The remainder has now become zero, so our procedure stops. Since the divisor at this stage is 26, the HCF of 832 and 234 is 26

Notice that 26 = HCF(104,26) = HCF(130,104) = HCF(234,130) = HCF(832,234) .

Here are some samples of HCF using Euclid's Algorithm calculations.

• HCF of 971, 496
• HCF of 109, 743
• HCF of 489, 915
• HCF of 144, 568
• HCF of 485, 457

1. What is the Euclid division algorithm?

Answer: Euclid's Division Algorithm is a technique to compute the Highest Common Factor (HCF) of given positive integers.

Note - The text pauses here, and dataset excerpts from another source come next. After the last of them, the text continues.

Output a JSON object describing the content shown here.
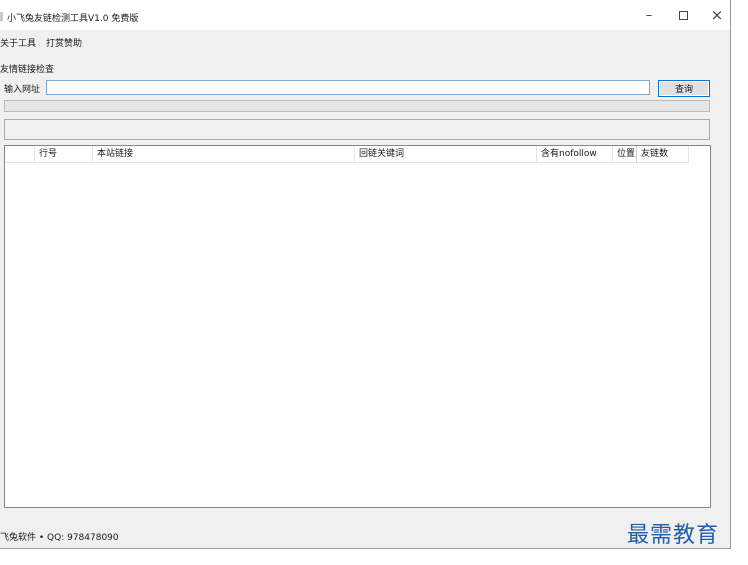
{
  "window": {
    "title": "小飞兔友链检测工具V1.0 免费版"
  },
  "menu": {
    "items": [
      "关于工具",
      "打赏赞助"
    ]
  },
  "section": {
    "label": "友情链接检查"
  },
  "url_form": {
    "label": "输入网址",
    "value": "",
    "placeholder": "",
    "query_button": "查询"
  },
  "progress": {
    "value": 0
  },
  "table": {
    "columns": [
      "",
      "行号",
      "本站链接",
      "回链关键词",
      "含有nofollow",
      "位置",
      "友链数"
    ],
    "rows": []
  },
  "statusbar": {
    "text": "飞兔软件 • QQ: 978478090"
  },
  "watermark": {
    "text": "最需教育",
    "color": "#1f5ea8"
  },
  "colors": {
    "accent": "#0078d7",
    "window_bg": "#f0f0f0"
  }
}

2. what is the HCF of 832, 234?

Answer: HCF of 832, 234 is 26 the largest number that divides all the numbers leaving a remainder zero.

3. How to find HCF of 832, 234 using Euclid's Algorithm?

Answer: For arbitrary numbers 832, 234 apply Euclid’s Division Lemma in succession until you obtain a remainder zero. HCF is the remainder in the last but one step.